Revenue is generated in three ways for the six months and three months, respectively, ended June 30, 2023: (1) royalties from the Company’s diagnostic test, CyPath® Lung for approximately $8,000 and $7,000 and $, (2) clinical flow cytometry services provided to Precision Pathology Services related to the Company’s CyPath® Lung test for approximately $3,000 and $3,000, and (3) CyPath® Lung tests purchased by the U.S. Department of Defense (“DOD”) for approximately $10,000 and $10,000 for an observational study, “Detection of Abnormal Respiratory Cell Populations in Lung Cancer Screening Patients Using the CyPath® Lung Assay (NCT05870592),” and research and development on using bronchoalveolar lavage fluid as a biological sample to assess cardiopulmonary function and exercise performance in military personnel post COVID-19 infection. Precision Pathology Services, a CAP-accredited, CLIA-certified clinical pathology laboratory and our licensee, began a limited market launch in the second quarter of 2022 to pulmonologists, internists, and general practitioners in the South Texas area designed to refine future positioning and develop strategic marketing insight for our CyPath® Lung test. The services are completed upon release of a patient’s test result to the ordering healthcare provider.
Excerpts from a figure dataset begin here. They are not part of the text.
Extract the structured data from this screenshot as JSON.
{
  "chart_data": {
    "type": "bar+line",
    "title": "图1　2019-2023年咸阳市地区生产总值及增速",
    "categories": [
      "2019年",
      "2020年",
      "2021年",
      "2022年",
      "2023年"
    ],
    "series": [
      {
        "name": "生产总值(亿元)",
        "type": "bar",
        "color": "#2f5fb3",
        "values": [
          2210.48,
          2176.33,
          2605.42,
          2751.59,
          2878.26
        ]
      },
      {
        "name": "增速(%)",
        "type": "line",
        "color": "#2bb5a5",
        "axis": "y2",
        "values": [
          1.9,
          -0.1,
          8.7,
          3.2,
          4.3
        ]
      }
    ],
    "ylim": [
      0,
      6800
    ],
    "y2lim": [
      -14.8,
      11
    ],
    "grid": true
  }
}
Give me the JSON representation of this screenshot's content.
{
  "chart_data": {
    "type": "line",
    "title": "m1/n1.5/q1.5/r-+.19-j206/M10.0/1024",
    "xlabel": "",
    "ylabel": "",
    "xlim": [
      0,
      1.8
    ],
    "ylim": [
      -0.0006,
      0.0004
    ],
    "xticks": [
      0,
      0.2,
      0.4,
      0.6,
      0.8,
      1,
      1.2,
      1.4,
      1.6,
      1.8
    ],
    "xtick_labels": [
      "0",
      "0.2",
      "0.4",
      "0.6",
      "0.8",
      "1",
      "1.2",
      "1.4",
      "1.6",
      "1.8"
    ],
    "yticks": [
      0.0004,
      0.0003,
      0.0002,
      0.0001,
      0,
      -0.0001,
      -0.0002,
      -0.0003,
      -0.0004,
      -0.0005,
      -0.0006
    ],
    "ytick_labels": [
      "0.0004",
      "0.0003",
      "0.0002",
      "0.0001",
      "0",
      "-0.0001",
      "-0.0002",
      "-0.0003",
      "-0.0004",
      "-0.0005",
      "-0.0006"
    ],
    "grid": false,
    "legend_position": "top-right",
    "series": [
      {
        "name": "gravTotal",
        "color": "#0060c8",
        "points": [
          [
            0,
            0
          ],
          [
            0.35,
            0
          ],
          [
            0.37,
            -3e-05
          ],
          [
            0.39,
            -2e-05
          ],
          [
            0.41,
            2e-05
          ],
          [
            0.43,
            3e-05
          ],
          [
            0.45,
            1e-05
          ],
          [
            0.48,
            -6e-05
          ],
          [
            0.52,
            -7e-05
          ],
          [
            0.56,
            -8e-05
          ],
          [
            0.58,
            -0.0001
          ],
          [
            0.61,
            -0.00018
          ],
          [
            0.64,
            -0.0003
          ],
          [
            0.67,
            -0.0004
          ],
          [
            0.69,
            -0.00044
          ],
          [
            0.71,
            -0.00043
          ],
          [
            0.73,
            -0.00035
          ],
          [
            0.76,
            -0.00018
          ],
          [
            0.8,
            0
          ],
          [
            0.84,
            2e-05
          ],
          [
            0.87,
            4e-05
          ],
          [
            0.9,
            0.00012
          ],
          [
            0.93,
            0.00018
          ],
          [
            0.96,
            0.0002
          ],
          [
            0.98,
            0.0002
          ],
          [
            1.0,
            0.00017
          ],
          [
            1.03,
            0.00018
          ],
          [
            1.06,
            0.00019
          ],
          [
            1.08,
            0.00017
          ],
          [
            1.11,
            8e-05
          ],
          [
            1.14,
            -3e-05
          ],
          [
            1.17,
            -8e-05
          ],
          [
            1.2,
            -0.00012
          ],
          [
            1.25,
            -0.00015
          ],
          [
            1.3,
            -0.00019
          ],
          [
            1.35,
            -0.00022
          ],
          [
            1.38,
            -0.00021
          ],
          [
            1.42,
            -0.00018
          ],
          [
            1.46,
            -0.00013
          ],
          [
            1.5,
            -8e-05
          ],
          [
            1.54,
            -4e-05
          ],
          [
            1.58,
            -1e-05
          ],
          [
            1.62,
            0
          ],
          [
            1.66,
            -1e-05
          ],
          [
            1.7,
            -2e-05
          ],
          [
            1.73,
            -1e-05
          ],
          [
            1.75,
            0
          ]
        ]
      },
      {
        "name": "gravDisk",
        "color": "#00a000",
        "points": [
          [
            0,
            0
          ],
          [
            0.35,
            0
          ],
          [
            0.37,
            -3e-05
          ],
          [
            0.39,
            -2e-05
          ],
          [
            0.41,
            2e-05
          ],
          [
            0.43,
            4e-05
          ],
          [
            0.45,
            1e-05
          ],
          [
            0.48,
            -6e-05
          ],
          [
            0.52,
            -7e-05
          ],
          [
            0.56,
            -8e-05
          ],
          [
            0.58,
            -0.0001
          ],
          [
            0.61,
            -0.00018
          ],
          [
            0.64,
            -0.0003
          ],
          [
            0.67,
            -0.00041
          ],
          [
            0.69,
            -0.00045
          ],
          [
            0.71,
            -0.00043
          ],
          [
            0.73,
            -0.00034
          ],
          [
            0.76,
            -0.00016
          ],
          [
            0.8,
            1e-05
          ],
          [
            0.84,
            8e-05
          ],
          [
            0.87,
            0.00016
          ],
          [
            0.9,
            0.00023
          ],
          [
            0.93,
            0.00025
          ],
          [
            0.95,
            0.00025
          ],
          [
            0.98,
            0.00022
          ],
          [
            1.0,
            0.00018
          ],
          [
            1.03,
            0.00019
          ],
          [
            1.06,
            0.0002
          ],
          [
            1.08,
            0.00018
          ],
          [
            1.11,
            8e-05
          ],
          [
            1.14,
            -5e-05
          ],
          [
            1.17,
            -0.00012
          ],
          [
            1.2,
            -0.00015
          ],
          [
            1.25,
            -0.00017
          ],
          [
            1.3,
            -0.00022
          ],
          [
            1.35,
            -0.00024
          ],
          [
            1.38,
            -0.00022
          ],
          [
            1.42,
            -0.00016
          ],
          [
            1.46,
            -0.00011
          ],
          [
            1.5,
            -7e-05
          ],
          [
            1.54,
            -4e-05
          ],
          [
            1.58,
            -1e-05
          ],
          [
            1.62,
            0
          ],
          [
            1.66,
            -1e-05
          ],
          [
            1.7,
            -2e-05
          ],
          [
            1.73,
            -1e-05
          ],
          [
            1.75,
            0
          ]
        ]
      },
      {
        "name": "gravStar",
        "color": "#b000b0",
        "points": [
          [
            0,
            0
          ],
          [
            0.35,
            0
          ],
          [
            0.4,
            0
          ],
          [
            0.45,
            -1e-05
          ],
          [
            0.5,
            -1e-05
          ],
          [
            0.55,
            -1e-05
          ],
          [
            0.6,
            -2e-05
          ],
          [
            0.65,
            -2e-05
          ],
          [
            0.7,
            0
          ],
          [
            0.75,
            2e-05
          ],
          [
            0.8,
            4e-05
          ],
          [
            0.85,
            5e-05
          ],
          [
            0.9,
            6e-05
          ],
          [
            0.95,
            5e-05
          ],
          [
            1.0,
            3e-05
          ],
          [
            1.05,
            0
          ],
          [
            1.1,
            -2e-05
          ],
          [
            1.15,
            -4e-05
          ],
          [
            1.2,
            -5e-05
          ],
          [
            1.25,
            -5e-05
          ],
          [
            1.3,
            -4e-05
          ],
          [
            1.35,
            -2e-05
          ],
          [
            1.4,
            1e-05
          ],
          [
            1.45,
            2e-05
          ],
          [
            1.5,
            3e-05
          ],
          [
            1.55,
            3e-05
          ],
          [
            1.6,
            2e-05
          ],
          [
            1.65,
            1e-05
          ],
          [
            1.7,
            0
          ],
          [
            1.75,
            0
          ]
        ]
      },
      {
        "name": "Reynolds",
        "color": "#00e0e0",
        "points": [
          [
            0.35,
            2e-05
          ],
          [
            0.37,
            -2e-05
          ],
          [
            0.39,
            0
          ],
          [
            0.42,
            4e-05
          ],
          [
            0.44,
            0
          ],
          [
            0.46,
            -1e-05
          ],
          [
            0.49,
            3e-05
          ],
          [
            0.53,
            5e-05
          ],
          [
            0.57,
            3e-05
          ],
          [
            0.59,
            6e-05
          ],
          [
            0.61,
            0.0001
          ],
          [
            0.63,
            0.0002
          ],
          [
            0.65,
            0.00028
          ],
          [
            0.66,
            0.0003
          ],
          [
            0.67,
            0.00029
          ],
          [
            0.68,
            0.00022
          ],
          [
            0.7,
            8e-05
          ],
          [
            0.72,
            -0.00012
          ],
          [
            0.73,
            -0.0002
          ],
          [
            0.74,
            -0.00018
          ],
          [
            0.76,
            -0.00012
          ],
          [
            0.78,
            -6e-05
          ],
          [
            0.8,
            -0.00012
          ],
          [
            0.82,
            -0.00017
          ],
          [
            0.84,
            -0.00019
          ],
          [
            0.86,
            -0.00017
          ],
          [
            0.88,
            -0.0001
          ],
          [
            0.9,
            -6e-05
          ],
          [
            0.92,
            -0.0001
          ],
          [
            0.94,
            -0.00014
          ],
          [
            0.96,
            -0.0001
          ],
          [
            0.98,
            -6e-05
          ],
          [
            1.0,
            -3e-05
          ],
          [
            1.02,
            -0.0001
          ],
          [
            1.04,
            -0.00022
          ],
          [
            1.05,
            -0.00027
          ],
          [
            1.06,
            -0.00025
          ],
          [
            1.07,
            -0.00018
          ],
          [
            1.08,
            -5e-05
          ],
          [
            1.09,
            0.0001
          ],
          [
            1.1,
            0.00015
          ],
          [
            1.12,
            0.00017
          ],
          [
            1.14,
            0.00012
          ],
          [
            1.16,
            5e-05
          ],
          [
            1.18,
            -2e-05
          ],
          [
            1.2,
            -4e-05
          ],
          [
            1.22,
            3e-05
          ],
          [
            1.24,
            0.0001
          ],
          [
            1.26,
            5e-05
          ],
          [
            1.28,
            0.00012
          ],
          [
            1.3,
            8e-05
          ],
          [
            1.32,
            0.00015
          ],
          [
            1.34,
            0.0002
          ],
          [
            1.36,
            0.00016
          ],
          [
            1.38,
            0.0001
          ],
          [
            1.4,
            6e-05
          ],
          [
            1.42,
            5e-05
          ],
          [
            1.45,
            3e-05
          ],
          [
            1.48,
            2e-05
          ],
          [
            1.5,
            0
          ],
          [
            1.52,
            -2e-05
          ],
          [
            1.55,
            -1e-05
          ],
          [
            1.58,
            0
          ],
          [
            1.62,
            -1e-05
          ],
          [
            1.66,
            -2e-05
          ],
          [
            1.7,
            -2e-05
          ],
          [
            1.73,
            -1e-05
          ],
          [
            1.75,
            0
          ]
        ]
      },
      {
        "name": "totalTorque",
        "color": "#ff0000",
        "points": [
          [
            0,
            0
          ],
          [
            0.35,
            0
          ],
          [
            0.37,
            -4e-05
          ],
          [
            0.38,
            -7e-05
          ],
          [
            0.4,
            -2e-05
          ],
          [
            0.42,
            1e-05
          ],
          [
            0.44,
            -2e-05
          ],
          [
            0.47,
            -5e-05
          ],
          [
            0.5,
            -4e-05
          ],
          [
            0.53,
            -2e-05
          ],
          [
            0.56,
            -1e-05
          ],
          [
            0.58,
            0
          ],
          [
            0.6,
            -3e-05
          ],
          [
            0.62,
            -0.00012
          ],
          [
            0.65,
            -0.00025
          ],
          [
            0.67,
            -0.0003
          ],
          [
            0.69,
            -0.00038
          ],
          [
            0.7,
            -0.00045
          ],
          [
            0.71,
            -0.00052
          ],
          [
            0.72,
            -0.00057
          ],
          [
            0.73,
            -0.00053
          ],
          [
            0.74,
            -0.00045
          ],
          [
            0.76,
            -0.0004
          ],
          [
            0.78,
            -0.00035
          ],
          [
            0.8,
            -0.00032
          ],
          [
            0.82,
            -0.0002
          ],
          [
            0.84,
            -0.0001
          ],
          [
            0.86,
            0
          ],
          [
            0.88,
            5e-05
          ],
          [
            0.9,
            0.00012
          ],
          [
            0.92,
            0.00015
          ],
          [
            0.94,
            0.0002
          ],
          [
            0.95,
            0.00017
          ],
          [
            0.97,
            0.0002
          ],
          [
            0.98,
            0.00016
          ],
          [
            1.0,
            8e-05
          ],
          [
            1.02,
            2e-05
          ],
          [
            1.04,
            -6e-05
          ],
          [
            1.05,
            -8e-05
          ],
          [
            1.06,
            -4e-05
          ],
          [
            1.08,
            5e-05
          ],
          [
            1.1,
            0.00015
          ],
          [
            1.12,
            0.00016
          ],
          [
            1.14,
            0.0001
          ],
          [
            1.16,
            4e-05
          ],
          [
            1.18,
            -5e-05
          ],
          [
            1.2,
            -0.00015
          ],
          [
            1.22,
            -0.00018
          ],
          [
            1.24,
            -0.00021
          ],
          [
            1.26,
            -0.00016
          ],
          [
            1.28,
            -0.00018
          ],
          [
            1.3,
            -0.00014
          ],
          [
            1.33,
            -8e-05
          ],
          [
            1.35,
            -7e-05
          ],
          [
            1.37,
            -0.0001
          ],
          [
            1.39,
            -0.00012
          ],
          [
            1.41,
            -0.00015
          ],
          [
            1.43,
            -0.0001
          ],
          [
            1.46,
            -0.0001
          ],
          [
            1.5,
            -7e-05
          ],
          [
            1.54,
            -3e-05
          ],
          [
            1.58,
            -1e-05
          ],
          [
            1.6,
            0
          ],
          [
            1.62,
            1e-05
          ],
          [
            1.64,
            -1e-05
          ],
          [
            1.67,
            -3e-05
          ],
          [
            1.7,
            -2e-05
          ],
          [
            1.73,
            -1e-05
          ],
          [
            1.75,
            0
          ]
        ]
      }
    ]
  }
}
To determine revenue recognition for the arrangements that the Company determines are within the scope of ASC 606, Revenue from Contracts with Customers, the Company performs the following five steps: (1) identify the contract(s) with a customer, (2) identify the performance obligations in the contract, (3) determine the transaction price, (4) allocate the transaction price to the performance obligations in the contract, and (5) recognize revenue when (or as) the entity satisfies a performance obligation.




Certain prior year balances have been reclassified to conform to current year presentation. The Company reclassified patent expenses and annuity costs of approximately $101,000 and $59,000 from research and development to selling, general and administrative for the six months and three months ended June 30, 2022, respectively.


Recent Accounting Pronouncements


The Company continues to monitor new accounting pronouncements issued by the Financial Accounting Standards Board (“FASB”) and does not believe any accounting pronouncements issued through the date of this Quarterly Report will have a material impact on the Company’s condensed consolidated financial statements.